When Paul Wright and the Bishopsgate Gang concluded Operation Saxon, the distribution network they uncovered was operating all over Europe. Stools were sent out to Spain and Lanzarote with £2000 worth of Pesetas. They would spend the money there and then wire clean, legitimate money back through Western Union. Those at the bottom of the distribution chains would go into shops and say buy a disposable camera for a couple of pounds with a large denomination note – the change handed back would be legitimate currency. In the UK those wanting to get rid of counterfeit will go to stores like Marks and Spencers, buy ten suits and then return them four or five days later offering an excuse. The change, of course, will be legitimate currency.
Yet it is clear that counterfeiting doesn’t only touch the deep pockets of the Bank of England. Seventy year old pensioner John Brown in Manchester, (the name is a pseudonym as he doesn’t want to reveal his name as he is terrified of reprisals) lost £3000. Last December he posted an ad in his local paper for two 9 carat gold omega watches, family heirlooms, that he couldn’t wear any more because of crippling rheumatoid arthritis in his wrists. A man came round and paid £3000 to John in what he thought were £20 notes.
“Although I have had two cataract operations recently,” he says, “they were so good I couldn’t tell them apart from real ones.” Only later when John’s wife tried to pay the money in at the Post Office and they refused saying it was counterfeit was John made aware that he had been duped. “I then noticed that ink was coming off on my hands and some of the serial numbers were the same,” he says. “It ruined my Christmas and I feel terrible about it,” he laments. “I’m just a pensioner; £100 is a lot of money to me let alone £3000. We really needed that money. I think these people want locking up for life, it’s an offence against the crown, copying the Queens head like that. What is the Bank of England doing for people like us?”

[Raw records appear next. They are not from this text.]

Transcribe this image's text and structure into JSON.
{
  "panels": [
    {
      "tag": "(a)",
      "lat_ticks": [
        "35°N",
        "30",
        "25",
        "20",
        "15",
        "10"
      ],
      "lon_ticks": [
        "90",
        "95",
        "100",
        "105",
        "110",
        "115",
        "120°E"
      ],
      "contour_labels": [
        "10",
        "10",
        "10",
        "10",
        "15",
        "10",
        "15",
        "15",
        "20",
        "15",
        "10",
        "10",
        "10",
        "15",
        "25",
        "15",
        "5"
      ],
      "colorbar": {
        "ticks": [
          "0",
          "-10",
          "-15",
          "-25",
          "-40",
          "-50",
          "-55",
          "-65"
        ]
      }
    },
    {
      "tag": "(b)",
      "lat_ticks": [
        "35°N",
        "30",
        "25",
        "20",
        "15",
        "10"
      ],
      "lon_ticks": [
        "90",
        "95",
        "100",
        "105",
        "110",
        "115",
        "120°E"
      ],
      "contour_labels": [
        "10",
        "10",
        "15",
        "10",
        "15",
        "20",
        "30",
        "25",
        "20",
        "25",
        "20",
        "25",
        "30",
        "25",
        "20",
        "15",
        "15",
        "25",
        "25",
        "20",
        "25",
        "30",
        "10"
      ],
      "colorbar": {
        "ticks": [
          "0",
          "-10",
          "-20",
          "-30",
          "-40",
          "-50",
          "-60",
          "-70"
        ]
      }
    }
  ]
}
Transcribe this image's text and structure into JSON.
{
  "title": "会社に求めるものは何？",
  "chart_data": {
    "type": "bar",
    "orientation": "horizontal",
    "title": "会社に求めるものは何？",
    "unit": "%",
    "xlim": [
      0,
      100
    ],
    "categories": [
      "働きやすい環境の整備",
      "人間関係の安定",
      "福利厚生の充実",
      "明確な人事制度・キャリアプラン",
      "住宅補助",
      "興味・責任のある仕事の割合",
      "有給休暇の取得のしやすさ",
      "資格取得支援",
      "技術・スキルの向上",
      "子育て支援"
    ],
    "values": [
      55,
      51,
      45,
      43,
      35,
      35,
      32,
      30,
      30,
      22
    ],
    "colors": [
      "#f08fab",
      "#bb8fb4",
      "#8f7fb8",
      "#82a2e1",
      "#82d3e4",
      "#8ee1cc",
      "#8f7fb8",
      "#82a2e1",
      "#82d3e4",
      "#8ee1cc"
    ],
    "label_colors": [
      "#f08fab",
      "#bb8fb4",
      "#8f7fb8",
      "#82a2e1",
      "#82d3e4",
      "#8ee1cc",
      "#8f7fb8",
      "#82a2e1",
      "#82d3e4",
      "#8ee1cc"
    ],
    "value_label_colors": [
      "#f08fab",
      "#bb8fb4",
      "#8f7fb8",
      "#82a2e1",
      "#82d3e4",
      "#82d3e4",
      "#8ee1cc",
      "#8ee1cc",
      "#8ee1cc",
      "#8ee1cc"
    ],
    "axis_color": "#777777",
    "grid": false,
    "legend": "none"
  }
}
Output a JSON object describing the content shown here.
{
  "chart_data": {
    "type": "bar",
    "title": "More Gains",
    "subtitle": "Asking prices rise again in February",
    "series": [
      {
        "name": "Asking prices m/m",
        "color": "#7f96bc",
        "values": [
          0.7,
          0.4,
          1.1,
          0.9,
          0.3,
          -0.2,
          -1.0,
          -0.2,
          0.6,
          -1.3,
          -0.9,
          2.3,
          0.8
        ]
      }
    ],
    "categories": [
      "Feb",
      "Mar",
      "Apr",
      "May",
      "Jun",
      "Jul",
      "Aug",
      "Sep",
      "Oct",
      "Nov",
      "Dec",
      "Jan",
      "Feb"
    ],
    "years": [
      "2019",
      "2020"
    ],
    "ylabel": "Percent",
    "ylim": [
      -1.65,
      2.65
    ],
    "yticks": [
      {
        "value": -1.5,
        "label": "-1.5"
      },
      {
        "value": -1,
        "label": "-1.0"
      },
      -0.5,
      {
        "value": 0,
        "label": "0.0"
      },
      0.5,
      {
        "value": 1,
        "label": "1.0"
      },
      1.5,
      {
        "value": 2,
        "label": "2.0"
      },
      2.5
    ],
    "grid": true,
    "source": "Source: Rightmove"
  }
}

A spokesperson for the Bank says new measures are constantly being introduced and a new £10 out in the Autumn will have micro-lettering and other features. “We have a rolling programme so that when new technology becomes available to thwart counterfeiters we can keep counterfeiters at a lower level than we already have.” As for the Euro; “As we are not going to be part of it, it is not really an issued for us.”
However, the European Central Bank is deeply worried and the Report on the Legal Protection of Banknotes in the European Union Member States in 1999 promised a whole raft of measures to combat counterfeiting. The report says the Euro looks likely to be heavily counterfeited. Yet the ECB has pledged to set up a database with the specific responsibility for gathering intelligence on new types of counterfeit Euros. Europol are waiting with baited breath.
Does Michael ever feel any sense of remorse for people like John Brown who have lost considerably large amounts of money that they can’t afford to lose? “Well,” says Michael draining his lager, “I have had pangs of conscience I must admit. Not that badly mind you, but especially when you’ve been had over yourself. But I never thought my money would be in general circulation. The only victims I thought were the banks and post offices – there was just a feeling among us that this was being coughed up by the country that’s all.”
The sense of foreboding about the Euro is already causing ripples among Michael’s associates. “Its all gone very quiet, suspiciously quiet” he says, ruminatively. “A few months back there was a buzz that something big was gonna happen. Maybe its the Euro.”